MACD itself is an oscillator indicator developed from two main indicator lines.
The first line, namely the MACD line, is usually obtained by subtracting the Exponential Moving Average (EMA) within 12 sessions (12 periods) with the EMA with a time frame of 26 sessions (26 periods).
Trading Strategy Using Bullish Divergence
Of course, it is important to understand how to spot divergences to make better trading decisions.
If you already know how it will be easier to find out about trading strategies in divergence market conditions.
One of the keys to success that can be done is to enter a trade at the right time.
That’s because the haste to make a decision will cause problems.
In this case, patience is needed to seek confirmation from price action. The price confirmation occurs when the price has crossed the trend line.
Another thing that is also important is when the price has penetrated the support and resistance levels.
If you get one of these confirmations, then that’s the right time to enter a trade.
Besides that, you can also place a stop-loss above the upper limit and below the lower limit for the reversal.
Placing stop-losses can help you to be on the safe side to avoid unexpected price movements.
One of the ways to get better returns during Divergence is by setting precise and wise profit targets.
In this case, the most common method that can be used to determine profit is to draw a trend reversal line.
Advantages and Disadvantages of Bullish Divergence
Like other trading signals, the bullish divergence pattern has advantages and disadvantages. Here’s the explanation!
- Bullish Divergence is often seen as a reliable signal to read a reversal.
- This situation helps traders to acquire trading opportunities in the short term.
- Sometimes, novice traders need to catch this signal. Thus, before becoming proficient at spotting bullish divergence signals, novice traders must be patient and must spend time listening to trading charts.
- This indicator sometimes gives “false” reversal signals. It makes traders need to confirm that situation with other technical indicators.

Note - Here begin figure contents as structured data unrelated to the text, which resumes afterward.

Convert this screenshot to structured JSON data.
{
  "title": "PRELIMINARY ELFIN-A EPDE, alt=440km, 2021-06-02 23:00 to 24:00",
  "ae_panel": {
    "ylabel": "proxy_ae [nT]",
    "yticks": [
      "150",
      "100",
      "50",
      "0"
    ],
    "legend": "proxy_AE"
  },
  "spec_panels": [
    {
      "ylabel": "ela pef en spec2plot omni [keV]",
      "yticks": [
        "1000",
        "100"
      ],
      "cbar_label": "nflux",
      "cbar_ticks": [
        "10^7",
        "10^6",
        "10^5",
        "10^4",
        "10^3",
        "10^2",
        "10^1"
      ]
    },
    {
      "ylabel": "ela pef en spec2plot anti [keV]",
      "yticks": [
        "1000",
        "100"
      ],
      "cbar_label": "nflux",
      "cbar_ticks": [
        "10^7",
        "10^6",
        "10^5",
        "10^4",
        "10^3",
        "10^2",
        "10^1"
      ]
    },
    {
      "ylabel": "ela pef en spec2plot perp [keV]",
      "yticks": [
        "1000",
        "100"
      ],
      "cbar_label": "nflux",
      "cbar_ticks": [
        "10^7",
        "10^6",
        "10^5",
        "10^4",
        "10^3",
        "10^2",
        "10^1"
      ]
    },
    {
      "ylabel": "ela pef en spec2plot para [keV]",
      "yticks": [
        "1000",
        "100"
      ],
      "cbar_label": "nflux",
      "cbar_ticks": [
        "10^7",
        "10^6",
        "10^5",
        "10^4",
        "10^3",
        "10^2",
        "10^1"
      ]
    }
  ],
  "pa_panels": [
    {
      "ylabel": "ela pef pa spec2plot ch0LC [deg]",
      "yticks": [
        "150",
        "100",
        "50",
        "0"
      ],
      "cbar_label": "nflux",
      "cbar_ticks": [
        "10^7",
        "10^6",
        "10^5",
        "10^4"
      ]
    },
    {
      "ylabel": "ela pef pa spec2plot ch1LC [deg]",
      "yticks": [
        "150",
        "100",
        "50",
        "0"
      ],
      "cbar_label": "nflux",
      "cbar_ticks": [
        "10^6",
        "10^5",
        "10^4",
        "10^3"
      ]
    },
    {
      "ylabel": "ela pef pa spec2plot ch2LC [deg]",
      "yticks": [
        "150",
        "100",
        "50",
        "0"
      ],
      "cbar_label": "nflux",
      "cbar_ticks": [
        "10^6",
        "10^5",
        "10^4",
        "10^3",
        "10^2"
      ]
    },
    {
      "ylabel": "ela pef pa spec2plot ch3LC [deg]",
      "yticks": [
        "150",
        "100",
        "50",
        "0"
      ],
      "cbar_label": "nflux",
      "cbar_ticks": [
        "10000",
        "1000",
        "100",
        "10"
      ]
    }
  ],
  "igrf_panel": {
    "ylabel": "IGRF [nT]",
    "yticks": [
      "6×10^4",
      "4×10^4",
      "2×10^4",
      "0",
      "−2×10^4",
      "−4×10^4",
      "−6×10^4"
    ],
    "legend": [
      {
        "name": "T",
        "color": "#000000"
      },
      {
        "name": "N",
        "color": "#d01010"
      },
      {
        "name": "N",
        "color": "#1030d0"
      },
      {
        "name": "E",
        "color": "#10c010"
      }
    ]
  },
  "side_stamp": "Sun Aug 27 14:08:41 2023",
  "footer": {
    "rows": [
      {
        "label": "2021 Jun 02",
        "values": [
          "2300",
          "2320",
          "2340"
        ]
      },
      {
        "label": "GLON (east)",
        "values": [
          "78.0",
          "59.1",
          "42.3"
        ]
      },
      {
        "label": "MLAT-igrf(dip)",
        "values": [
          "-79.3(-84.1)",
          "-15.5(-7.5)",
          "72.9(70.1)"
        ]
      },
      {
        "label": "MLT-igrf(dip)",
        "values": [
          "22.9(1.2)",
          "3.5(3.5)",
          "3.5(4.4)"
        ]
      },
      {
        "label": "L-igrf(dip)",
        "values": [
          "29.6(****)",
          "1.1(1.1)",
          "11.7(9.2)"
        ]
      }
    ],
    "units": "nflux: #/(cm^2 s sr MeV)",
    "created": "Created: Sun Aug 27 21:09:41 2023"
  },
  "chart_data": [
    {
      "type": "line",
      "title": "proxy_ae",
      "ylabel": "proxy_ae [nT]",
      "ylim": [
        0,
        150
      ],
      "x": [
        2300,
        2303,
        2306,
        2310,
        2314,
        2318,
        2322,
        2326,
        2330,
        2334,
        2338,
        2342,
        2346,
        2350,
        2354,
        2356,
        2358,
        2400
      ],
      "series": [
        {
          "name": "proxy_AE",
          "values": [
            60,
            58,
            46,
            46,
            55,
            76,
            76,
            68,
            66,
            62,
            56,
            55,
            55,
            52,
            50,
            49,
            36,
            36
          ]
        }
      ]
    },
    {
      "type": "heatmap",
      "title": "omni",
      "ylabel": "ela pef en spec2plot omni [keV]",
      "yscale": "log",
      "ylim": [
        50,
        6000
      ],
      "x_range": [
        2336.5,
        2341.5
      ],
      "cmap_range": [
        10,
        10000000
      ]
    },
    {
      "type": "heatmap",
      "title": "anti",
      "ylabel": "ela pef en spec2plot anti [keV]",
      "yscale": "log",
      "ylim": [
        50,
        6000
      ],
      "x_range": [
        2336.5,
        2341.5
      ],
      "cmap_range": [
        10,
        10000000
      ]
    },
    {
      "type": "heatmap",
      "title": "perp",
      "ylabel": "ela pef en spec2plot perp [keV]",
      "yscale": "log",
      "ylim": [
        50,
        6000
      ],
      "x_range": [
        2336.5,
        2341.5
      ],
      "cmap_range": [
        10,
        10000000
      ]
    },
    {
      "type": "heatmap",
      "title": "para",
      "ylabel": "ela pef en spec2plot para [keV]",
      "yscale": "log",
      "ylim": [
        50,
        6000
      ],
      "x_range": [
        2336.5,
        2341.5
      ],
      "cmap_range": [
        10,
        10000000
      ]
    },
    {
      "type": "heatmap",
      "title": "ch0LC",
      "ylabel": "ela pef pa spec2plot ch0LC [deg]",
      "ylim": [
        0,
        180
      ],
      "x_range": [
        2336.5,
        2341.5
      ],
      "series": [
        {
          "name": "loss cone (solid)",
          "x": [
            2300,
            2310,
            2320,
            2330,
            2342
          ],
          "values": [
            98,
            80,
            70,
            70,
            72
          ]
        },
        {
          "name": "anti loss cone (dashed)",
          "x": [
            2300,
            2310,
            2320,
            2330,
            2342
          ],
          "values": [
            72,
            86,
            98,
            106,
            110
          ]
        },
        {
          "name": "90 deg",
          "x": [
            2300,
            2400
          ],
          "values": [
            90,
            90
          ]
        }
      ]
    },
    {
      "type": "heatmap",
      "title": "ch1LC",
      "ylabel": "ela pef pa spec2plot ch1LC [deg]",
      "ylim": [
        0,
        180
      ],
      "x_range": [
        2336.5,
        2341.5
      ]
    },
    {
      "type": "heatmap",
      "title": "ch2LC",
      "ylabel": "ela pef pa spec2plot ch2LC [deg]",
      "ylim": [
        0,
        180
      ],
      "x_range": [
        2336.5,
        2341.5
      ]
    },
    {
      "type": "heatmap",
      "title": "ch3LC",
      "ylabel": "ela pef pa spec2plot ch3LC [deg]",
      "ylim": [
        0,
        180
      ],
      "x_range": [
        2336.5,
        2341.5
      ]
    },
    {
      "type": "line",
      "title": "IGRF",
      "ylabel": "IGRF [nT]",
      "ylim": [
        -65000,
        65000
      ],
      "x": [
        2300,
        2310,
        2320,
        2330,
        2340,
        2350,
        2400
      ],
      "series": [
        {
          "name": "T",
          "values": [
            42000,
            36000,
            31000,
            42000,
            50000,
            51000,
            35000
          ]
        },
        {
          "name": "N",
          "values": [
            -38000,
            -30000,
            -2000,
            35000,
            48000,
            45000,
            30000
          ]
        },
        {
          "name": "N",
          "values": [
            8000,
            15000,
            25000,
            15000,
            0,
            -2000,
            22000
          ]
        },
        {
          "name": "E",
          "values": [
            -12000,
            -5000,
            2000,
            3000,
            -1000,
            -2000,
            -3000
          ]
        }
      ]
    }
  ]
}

It is the opposite of a bearish divergence signal, bullish Divergence is a situation in technical analysis when the price of an asset decreases, but technical indicators show an increase.
There are several differences between bullish Divergence and other indicators, including the Relative strength index and the Moving Average Convergence Divergence.
Meanwhile, the advantage of bullish Divergence is that this situation is often seen as a reliable signal to read a reversal and help traders to get short-term trading opportunities.
On the other hand, the drawback is that traders often fail to see this signal. Besides, sometimes this indicator gives a “false” reversal signal.
Apart from Bullish Divergence, you can also learn other patterns, such as the cup and handle pattern, to make trading easier.
Well, after you know how to read it, now is the time for you to try trading crypto.
However, before trading, it’s a good idea to know the price of the crypto coin market on Indodax!